Jeff Temple wrote his memories of his father, handing them off to a cousin to read because he didn't think he could get through them. Temple recounted the ways his father and mother sacrificed so their children could ski. Jim Temple drove them to and from Vail each Saturday and Sunday to ski with a club there.

But Jim Temple cared about more than just his own children.

"He said he would never forget seeing the first kid ski down Headwall after he opened the Poma lift," Jeff Temple wrote.

Those who attended the service got a rundown of Temple's accomplishments from speakers and from a movie, "Stormy." The film tells the tale of the ski area and Temple. Jay Kinghorn and Jeff Temple made it.

Kinghorn recalled interviewing Jim Temple at length. Temple sometimes arrived at Kinghorn's office before the filmmaker did.

"In Jim's passing, we've not only lost a good friend but also a window into the past - not only of the ski area but also American ranching," Kinghorn said.

Temple was strict with the film, requiring dead-on accuracy, Kinghorn said after the memorial service. Temple had taken video and still shots of the creation of the ski area, which were used in the film.

But the rancher symbolized more than skiing in Steamboat, Kinghorn said.

"The Western image the town is trying to embrace, he was the real deal," he said.

Kidd directed a few of his remarks at his lost friend.

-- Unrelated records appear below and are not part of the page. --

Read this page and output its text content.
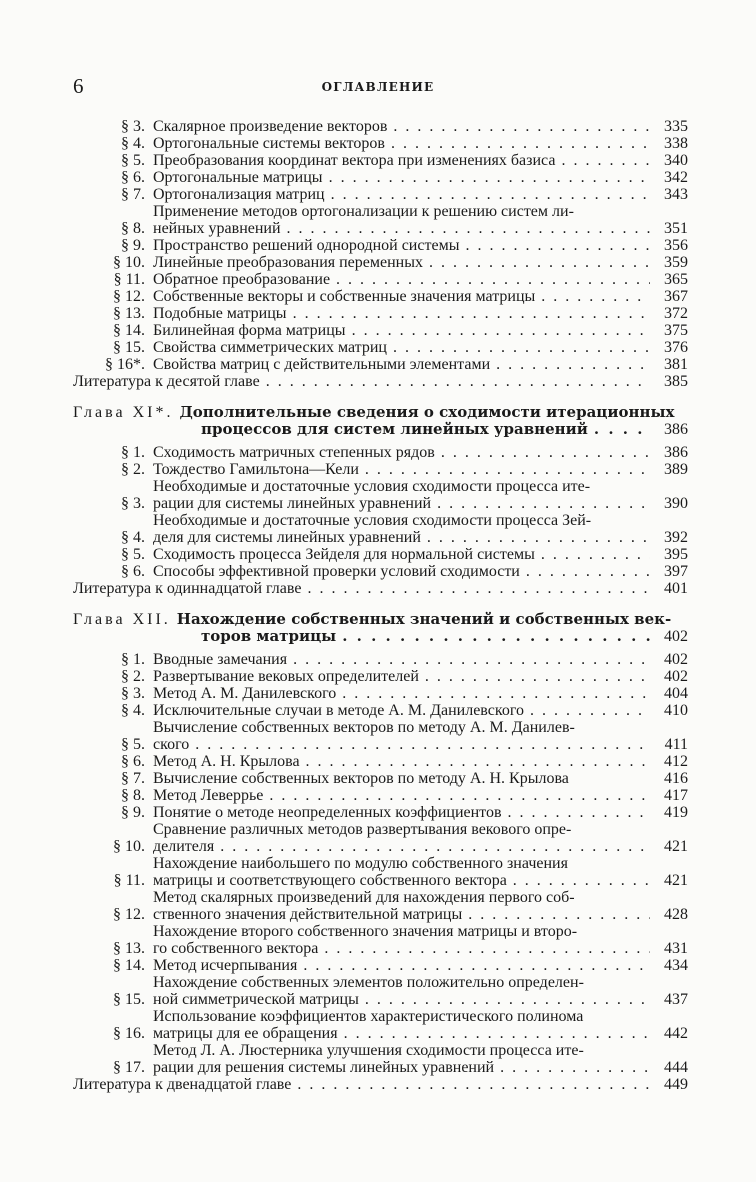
6	ОГЛАВЛЕНИЕ
§ 3. Скалярное произведение векторов . . .	335
§ 4. Ортогональные системы векторов . . .	338
§ 5. Преобразования координат вектора при изменениях базиса . . .	340
§ 6. Ортогональные матрицы . . .	342
§ 7. Ортогонализация матриц . . .	343
§ 8.
Применение методов ортогонализации к решению систем ли-
нейных уравнений . . .	351
§ 9. Пространство решений однородной системы . . .	356
§ 10. Линейные преобразования переменных . . .	359
§ 11. Обратное преобразование . . .	365
§ 12. Собственные векторы и собственные значения матрицы . . .	367
§ 13. Подобные матрицы . . .	372
§ 14. Билинейная форма матрицы . . .	375
§ 15. Свойства симметрических матриц . . .	376
§ 16*. Свойства матриц с действительными элементами . . .	381
Литература к десятой главе . . .	385
Глава XI*. Дополнительные сведения о сходимости итерационных
процессов для систем линейных уравнений . . .	386
§ 1. Сходимость матричных степенных рядов . . .	386
§ 2. Тождество Гамильтона—Кели . . .	389
§ 3.
Необходимые и достаточные условия сходимости процесса ите-
рации для системы линейных уравнений . . .	390
§ 4.
Необходимые и достаточные условия сходимости процесса Зей-
деля для системы линейных уравнений . . .	392
§ 5. Сходимость процесса Зейделя для нормальной системы . . .	395
§ 6. Способы эффективной проверки условий сходимости . . .	397
Литература к одиннадцатой главе . . .	401
Глава XII. Нахождение собственных значений и собственных век-
торов матрицы . . .	402
§ 1. Вводные замечания . . .	402
§ 2. Развертывание вековых определителей . . .	402
§ 3. Метод А. М. Данилевского . . .	404
§ 4. Исключительные случаи в методе А. М. Данилевского . . .	410
§ 5.
Вычисление собственных векторов по методу А. М. Данилев-
ского . . .	411
§ 6. Метод А. Н. Крылова . . .	412
§ 7. Вычисление собственных векторов по методу А. Н. Крылова	416
§ 8. Метод Леверрье . . .	417
§ 9. Понятие о методе неопределенных коэффициентов . . .	419
§ 10.
Сравнение различных методов развертывания векового опре-
делителя . . .	421
§ 11.
Нахождение наибольшего по модулю собственного значения
матрицы и соответствующего собственного вектора . . .	421
§ 12.
Метод скалярных произведений для нахождения первого соб-
ственного значения действительной матрицы . . .	428
§ 13.
Нахождение второго собственного значения матрицы и второ-
го собственного вектора . . .	431
§ 14. Метод исчерпывания . . .	434
§ 15.
Нахождение собственных элементов положительно определен-
ной симметрической матрицы . . .	437
§ 16.
Использование коэффициентов характеристического полинома
матрицы для ее обращения . . .	442
§ 17.
Метод Л. А. Люстерника улучшения сходимости процесса ите-
рации для решения системы линейных уравнений . . .	444
Литература к двенадцатой главе . . .	449
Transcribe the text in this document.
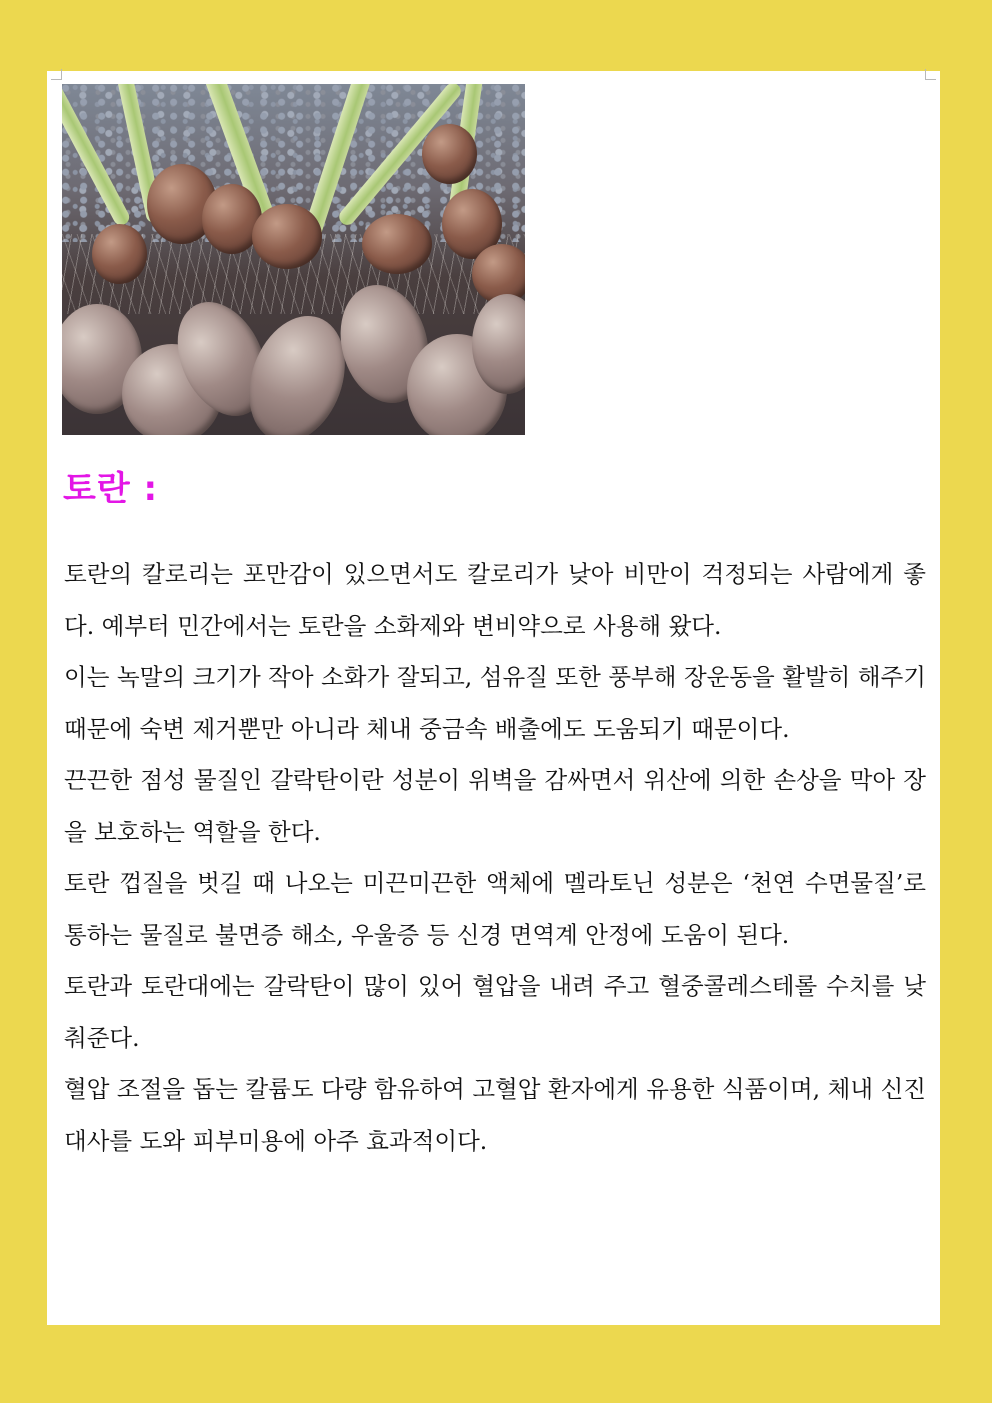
토란 :

토란의 칼로리는 포만감이 있으면서도 칼로리가 낮아 비만이 걱정되는 사람에게 좋다. 예부터 민간에서는 토란을 소화제와 변비약으로 사용해 왔다.

이는 녹말의 크기가 작아 소화가 잘되고, 섬유질 또한 풍부해 장운동을 활발히 해주기 때문에 숙변 제거뿐만 아니라 체내 중금속 배출에도 도움되기 때문이다.

끈끈한 점성 물질인 갈락탄이란 성분이 위벽을 감싸면서 위산에 의한 손상을 막아 장을 보호하는 역할을 한다.

토란 껍질을 벗길 때 나오는 미끈미끈한 액체에 멜라토닌 성분은 ‘천연 수면물질’로 통하는 물질로 불면증 해소, 우울증 등 신경 면역계 안정에 도움이 된다.

토란과 토란대에는 갈락탄이 많이 있어 혈압을 내려 주고 혈중콜레스테롤 수치를 낮춰준다.

혈압 조절을 돕는 칼륨도 다량 함유하여 고혈압 환자에게 유용한 식품이며, 체내 신진대사를 도와 피부미용에 아주 효과적이다.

"Jim, you have our respect and admiration and appreciation," Kidd said. "We'll remember you when we look at the Steamboat Ski Area, Mount Werner and Storm Mountain."

He recalled Temple's pure joy for the sport of skiing. And Kidd thinks he knows where Temple is now.

"He's gone to that place where every day is like skiing in chest-deep Champagne Powder," he said.